Land Use and Land Cover Change, and Woody Vegetation Diversity in Human Driven Landscape of Gilgel Tekeze Catchment, Northern Ethiopia

1Department of Land Resources Management and Environmental Protection, Mekelle University, Mek’ele, Ethiopia
2Department of Geography, Ghent University, Belgium
3Department of Earth and Environmental Sciences, KU Leuven, Belgium

Received 8 January 2014; Revised 7 April 2014; Accepted 14 April 2014; Published 12 June 2014

Academic Editor: Guy R. Larocque

Copyright © 2014 Samuale Tesfaye et al. This is an open access article distributed under the Creative Commons Attribution License, which permits unrestricted use, distribution, and reproduction in any medium, provided the original work is properly cited.

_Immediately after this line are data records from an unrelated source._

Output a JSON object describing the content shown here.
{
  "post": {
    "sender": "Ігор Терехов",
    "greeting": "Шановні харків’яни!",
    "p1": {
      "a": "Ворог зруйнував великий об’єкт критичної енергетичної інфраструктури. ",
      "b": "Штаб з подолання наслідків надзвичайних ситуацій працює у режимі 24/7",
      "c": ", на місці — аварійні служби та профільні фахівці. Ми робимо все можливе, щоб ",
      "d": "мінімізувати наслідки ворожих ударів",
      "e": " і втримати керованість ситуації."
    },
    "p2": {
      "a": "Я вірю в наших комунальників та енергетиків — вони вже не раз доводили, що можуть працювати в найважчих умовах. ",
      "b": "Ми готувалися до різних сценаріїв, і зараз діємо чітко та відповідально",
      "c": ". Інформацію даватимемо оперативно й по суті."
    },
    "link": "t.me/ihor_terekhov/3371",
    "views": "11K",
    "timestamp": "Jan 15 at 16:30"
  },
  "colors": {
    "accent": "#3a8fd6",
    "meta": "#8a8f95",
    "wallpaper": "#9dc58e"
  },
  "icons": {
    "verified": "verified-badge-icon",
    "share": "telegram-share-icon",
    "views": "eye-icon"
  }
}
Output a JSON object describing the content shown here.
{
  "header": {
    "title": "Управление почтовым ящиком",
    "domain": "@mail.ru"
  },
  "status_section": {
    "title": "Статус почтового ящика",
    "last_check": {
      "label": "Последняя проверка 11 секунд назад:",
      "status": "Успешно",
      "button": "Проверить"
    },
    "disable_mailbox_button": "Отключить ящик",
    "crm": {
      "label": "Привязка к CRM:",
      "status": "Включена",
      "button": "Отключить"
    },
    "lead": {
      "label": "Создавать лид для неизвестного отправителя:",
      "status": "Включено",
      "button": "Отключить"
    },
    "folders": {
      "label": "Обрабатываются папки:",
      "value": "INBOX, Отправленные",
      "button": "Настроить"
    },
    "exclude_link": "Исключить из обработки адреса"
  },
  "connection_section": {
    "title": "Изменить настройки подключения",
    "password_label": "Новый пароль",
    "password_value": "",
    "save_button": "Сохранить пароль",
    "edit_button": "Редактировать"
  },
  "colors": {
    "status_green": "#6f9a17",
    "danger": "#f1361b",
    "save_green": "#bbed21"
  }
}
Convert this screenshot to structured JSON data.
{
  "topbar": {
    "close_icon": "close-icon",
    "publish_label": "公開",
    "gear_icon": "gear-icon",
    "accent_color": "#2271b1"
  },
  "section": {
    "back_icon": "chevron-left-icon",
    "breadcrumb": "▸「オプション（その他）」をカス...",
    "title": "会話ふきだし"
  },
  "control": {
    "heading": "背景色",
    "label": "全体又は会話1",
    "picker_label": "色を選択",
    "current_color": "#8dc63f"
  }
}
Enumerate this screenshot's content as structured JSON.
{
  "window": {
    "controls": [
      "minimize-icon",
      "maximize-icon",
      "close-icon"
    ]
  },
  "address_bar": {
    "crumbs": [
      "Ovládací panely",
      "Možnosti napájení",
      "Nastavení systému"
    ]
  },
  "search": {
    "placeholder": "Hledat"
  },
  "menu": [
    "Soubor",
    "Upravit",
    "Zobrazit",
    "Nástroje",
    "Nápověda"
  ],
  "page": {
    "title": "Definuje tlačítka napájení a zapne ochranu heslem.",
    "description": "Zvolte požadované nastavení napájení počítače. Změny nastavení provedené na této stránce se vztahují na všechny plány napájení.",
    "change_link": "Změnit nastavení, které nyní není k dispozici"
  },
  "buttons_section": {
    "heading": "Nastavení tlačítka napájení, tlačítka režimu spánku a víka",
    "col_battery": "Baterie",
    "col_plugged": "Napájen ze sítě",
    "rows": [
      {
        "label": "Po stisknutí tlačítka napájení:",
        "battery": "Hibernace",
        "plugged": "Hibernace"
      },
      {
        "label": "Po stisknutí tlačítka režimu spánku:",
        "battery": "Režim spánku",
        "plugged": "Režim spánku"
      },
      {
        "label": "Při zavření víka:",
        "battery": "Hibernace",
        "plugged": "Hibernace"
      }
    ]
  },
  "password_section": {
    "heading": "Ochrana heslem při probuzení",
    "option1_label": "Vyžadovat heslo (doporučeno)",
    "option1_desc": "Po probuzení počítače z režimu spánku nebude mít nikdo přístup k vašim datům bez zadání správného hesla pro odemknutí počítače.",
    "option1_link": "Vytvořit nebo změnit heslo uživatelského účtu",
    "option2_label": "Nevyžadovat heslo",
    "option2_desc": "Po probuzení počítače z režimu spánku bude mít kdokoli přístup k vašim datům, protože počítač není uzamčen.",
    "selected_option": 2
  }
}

Land use and land cover (LULC) change through inappropriate agricultural practices and high human and livestock population pressure have led to severe land degradation in the Ethiopian highlands. This has led to further degradation such as biodiversity loss, deforestation, and soil erosion. The study examined woody vegetation diversity status and the impact of drivers of change across different LULC types and agroecological zones in Gilgel Tekeze catchment, northern Ethiopian highlands. LULC dynamics were assessed using GIS techniques on 1976, 1986, and 2008 satellite images. Vegetation data were collected from 135 sample plots (20 m × 20 m) from five LULC types, namely, forest, shrub-bush, grazing, settlement, and cultivated land, in the three agroecological zones; Kolla, Weyna-Dega, and Dega. Differences in vegetation structure and composition and their relationship to agroecological zones were tested using two-way ANOVA and PCA technique. The results show that vegetation structure and composition significantly differed across all LULC types in different agroecological zones particularly in sapling density, tree height, and shrub height and in each agroecological zone between forest land, shrub-bush land, and settlement area. Overall, Weyna-Dega agroecological zone and the shrub-bush land had more structural and compositional diversity than the other agroecological zones and LULC types.